14.06.10 Le Potentiel: Cinq questions à Mpaka Ban Silel (*)
1. Quelle lecture faites-vous de cinquante premières années
d'indépendance de la RD Congo ?
Les cinquante premières années ans ont été marquées par plusieurs
événements qui n'ont pas favorisé le développement de ce pays pourtant
promis à un bel avenir ; des événements qui se sont dressés comme des
embûches sur la route de l'éclosion d'une nation prospère au cœur de
l'Afrique. L'histoire de la RD Congo a évolué en dents de scie ; le pays
a connu des hauts et des bas. Bref, le Congo-Kinshasa n'a pas profit de
son potentiel économique, politique et socioculturel pour se propulser
au-devant de la scène des nations dites prospères. Il y a donc lieu de
tout revisiter afin de repartir sur des bases solides pour les cinquante
prochaines années.
2. A l'accession du pays à sa souveraineté nationale et
internationale, monts et merveilles avaient été promis aux Congolais.

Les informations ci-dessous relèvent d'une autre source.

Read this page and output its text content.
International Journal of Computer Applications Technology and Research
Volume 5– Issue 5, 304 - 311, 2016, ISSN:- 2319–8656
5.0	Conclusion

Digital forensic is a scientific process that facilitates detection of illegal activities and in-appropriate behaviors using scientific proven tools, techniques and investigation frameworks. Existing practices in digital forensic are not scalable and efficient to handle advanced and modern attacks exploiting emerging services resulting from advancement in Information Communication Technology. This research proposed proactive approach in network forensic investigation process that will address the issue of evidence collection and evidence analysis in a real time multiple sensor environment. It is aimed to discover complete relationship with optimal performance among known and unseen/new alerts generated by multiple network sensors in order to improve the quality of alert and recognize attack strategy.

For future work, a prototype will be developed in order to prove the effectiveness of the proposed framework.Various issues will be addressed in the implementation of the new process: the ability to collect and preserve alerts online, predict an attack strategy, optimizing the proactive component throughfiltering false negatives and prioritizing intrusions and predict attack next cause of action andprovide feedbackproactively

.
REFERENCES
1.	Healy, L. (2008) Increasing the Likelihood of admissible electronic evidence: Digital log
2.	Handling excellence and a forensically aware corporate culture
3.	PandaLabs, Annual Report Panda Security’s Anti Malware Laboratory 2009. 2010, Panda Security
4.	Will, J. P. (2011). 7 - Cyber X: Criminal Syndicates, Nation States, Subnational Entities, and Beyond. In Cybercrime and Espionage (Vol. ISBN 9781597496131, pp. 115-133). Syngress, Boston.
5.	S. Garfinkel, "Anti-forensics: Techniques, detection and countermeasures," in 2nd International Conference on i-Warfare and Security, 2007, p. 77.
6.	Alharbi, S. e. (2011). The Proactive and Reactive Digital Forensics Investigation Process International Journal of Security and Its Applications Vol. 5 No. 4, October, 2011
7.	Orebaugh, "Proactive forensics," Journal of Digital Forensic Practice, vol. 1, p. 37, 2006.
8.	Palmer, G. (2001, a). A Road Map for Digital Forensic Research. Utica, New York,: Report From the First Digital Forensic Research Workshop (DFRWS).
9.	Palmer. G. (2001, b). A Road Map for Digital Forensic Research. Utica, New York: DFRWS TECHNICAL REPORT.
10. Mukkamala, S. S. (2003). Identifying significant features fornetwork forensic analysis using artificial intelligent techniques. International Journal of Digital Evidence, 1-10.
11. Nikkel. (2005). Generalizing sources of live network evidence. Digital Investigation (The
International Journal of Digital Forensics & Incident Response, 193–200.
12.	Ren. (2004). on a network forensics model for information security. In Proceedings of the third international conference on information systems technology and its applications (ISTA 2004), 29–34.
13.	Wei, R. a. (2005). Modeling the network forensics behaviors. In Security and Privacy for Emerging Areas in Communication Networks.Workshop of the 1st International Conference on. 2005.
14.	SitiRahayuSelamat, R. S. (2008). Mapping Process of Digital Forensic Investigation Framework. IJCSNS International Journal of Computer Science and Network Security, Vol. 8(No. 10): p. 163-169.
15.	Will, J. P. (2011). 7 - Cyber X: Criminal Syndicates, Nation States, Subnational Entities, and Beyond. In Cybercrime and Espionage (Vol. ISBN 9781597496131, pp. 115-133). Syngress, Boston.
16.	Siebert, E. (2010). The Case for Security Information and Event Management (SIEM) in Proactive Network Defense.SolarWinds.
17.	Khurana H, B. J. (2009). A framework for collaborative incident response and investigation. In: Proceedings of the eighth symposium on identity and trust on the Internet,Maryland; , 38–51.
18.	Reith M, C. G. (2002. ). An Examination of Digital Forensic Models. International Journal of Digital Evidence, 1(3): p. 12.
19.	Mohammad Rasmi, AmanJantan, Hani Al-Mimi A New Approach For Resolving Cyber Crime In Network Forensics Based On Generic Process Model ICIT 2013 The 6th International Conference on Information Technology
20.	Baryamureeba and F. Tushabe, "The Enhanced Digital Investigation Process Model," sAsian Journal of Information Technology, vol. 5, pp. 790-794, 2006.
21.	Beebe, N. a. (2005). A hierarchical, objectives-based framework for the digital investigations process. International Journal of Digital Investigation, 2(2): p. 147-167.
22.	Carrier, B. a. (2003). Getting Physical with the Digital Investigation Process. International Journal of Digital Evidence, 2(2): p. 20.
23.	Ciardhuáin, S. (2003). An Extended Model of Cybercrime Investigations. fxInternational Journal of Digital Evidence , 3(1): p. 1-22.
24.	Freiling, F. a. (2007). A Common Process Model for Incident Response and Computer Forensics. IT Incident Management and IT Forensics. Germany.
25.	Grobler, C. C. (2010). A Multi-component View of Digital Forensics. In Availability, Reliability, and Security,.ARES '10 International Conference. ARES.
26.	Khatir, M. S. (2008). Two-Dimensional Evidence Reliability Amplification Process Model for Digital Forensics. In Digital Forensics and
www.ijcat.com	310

Aujourd'hui, tout cela n'est qu'illusion. Quel commentaire avez-vous sur
le sujet ?
Il faut interroger l'organisation et le fonctionnement des
institutions mises en place par le législateur originaire ou les
représentants du souverain primaire qui ont signé l'acte fondateur de
l'Etat congolais ; c'est-à-dire la Constitution. Ce qui revient à dire
que les dirigeants de ce pays agissent en contradiction avec la volonté
du souverain primaire. Ils agissent pour assouvir leurs propres intérêts
et pour se faire du plaisir ; le contraire de ce qu'ils ont promis au
peuple. Ils ont pris le pays et le peuple en otage. C'est bien triste
pour des gens qui devaient consacrer leurs talents et énergies au
bien-être de la population.
3. L'Assassinat des hommes politiques, des leaders
d'opinion, des activistes des droits de l'homme, c'est une grille de
lectures qu'on peut faire de l'environnement sociopolitique en RDC.
Quelle explication en donnez-vous en votre qualité de chef coutumier ?
L'industrie criminelle dans ce pays a vu le jour quelques temps
seulement après l'indépendance, avec l'assassinat de Patrice Emery
Lumumba. Lequel a été suivi de multiples autres assassinats et martyrs
dont la litanie s'allonge chaque jour dans ce pays. Le cas le plus
récent c'est l'assassinat de Floribert Chebeya Bahizire que le monde
entier pleure aujourd'hui. Mais cela ne nous ferait pas oublier
l'assassinat de Pierre Mulele, Anany, Mahamba, Lubaya, Mpolo, Bamba, L.D
Kabila, F.Ngyke, S.Maheshe, etc. La liste n'est pas exhaustive. Ainsi
que les cinq millions de Congolais assassinés à l'Est du pays. L'ordre
divin de l'autorité traditionnelle estime que ces vaillants fils du pays
sont des autorités traditionnelles en leur qualité de chef de famille,
de clans, de villages, de groupements, de tribus et consorts. Et
lorsqu'on tue impunément une autorité traditionnelle, il s'en suit
toujours une malédiction dont les conséquences sont très fâcheuses dans
la marche d'une nation. Ainsi, j'exhorte les dirigeants de la RDC à
gérer dans le respect des normes. Car, selon la sagesse traditionnelle,
on ne sait pas attraper une bête dans une contrée où l'on a tué
innocemment de paisibles paysans.
4. L'autorité traditionnelle peut-elle suggérer des voies
de sortie pour le développement de ce pays ?
Je conseille au détenteur du pouvoir en RDC de trouver une nouvelle
formule, mieux une démocratie planifiée, concertée, apaisée,
participative et préétablie sans exclusion en tenant compte des gagnants
et des perdants. À titre d'exemple : les gagnants prennent la
présidence et les perdants la primature en prenant soins de dispatcher
les postes et les responsabilités à ces deux tendances.
Nous tirons cette expérience empirique dans le mode de règlement
de conflit ancestral ou sagesse ancestrale tant au partage d'une bête
abattue lors de la chasse. Pour éviter la bagarre, nos ancêtres
organisaient une trêve avec le mode préétabli de partage de la bête, la
tête revenait au tireur, la poitrine au propriétaire de la forêt, la
cuisse au propriétaire du chien et la jambe au chef coutumier.
5. Quel avenir entrevoyez-vous pour ce grand Congo, d'ici
les 50 prochaines années ?
Le Congo appartient à nous tous. Nous devrons en prendre conscience.
Nous devons compter sur l'apport de tout le monde. Personne ne peut
gérer ce pays dans l'exclusion. Vouloir ignorer le pouvoir coutumier
ainsi que d'autres forces vives de la Nation, c'est construire une
maison sans fondation et sur du sable mouvant.